In attempting to review a concert like this one can only think: what I just heard, what I just experienced, is more than enough to make language submit, revealing its futility and clumsiness - particularly in its written form. Recalling Guildenstern’s pondering from Tom Stoppard’s play, though, it is verily so: “Words, words. They’re all we have to go on.”

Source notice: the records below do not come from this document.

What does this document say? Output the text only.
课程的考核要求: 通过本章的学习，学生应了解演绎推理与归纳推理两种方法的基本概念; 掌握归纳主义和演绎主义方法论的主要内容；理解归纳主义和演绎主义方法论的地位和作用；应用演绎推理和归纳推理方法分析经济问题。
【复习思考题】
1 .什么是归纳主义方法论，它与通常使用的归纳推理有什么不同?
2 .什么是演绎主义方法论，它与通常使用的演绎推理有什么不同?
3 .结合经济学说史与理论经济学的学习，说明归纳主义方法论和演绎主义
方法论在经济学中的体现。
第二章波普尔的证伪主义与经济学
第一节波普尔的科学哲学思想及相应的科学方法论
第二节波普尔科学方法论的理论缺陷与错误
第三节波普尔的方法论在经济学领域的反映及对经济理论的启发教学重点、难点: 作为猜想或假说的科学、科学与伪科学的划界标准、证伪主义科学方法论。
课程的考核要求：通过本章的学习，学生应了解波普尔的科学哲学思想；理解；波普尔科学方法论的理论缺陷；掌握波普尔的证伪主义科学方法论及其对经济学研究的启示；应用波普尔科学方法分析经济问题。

How does one write about the experience of hearing Morton Feldman’s epic masterpiece for Philip Guston? Well for starters, it was performed Sunday night at The Wulf. I suppose I could also tell you, if you don’t already know about the piece, it is one of three late trios Feldman wrote for these instruments. After Why Patterns? (1978) and Crippled Symmetry (1981) which last about 40 minutes and 90 minutes, respectively, for Philip Guston (1984) clocks in at an impressive 270 minutes - that’s 4.5 hours, give or take. Actually, the word “impressive” doesn’t really convey the scale of this music, but we’ve already accepted that.

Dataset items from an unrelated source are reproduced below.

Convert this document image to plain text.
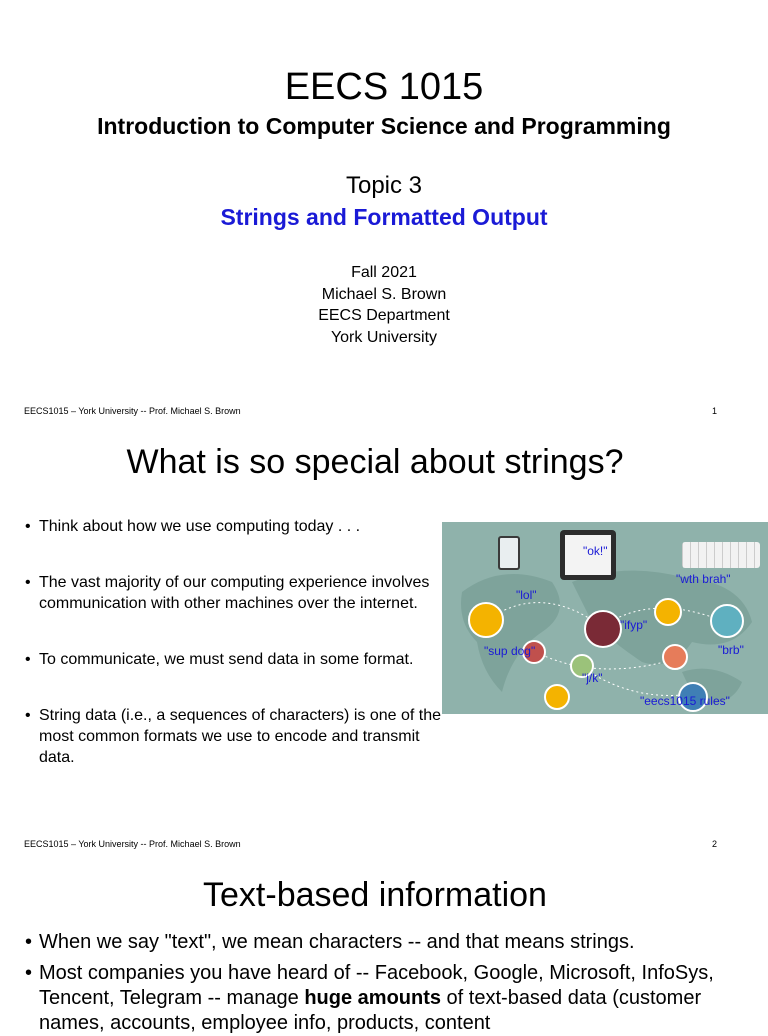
EECS 1015
Introduction to Computer Science and Programming
Topic 3
Strings and Formatted Output
Fall 2021
Michael S. Brown
EECS Department
York University
EECS1015 – York University -- Prof. Michael S. Brown	1
What is so special about strings?
• Think about how we use computing today . . .
• The vast majority of our computing experience involves communication with other machines over the internet.
• To communicate, we must send data in some format.
• String data (i.e., a sequences of characters) is one of the most common formats we use to encode and transmit data.
"ok!"
"wth brah"
"lol"
"ifyp"
"sup dog"	"brb"
"j/k"
"eecs1015 rules"
EECS1015 – York University -- Prof. Michael S. Brown	2
Text-based information
• When we say "text", we mean characters -- and that means strings.
• Most companies you have heard of -- Facebook, Google, Microsoft, InfoSys, Tencent, Telegram -- manage huge amounts of text-based data (customer names, accounts, employee info, products, content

Perhaps it would be easiest to begin with the performers. Flutist Rachel Beetz, percussionist Dustin Donahue, and pianist Martin Hiendl are all students at UCSD, and they have shown once again that some truly marvelous work is being done at that school. They have been preparing the piece since last October, putting in an astounding number of hours of work, and it showed. Sunday night was their second live performance after recently recording the piece. Epic proportions and metaphysical observations included, the three musicians had an incredible understanding of the needs and wants of the music as well as each other (in addition to some good ol’ chops). The temperamentally unique piano of the venue, the mildly battered celesta, and the borrowed chimes added to the originality of the performance, subtly stating the beautiful singularity of the event for everyone involved. Breathing as one, moving in the most elegantly economical ways, the trio provided the perfect conduit for Feldman’s musical thoughts.
And what was conveyed?
Sonic tapestries of structure and anarchy
Resonant teachings in emotion and apathy
Displayed through a medley of fanfares and requiems
from the kingdoms and cathedrals
of every microcosmic particle in the universe,
Each conveying, in their unique languages and styles,
their own understanding of what it is to listen, to be a part of something
To have community
And to be alone
Summarily forming an important question:
Who are you and what do you love?
…among other things.
The best I can do as a reviewer is encourage - or is it entreat? - you to experience something like this for yourself (if you haven’t already). Attend a future performance of the work by this group. Or in any event, experience something by people with people who love music and the lessons we learn from it - but it has to be really, really long.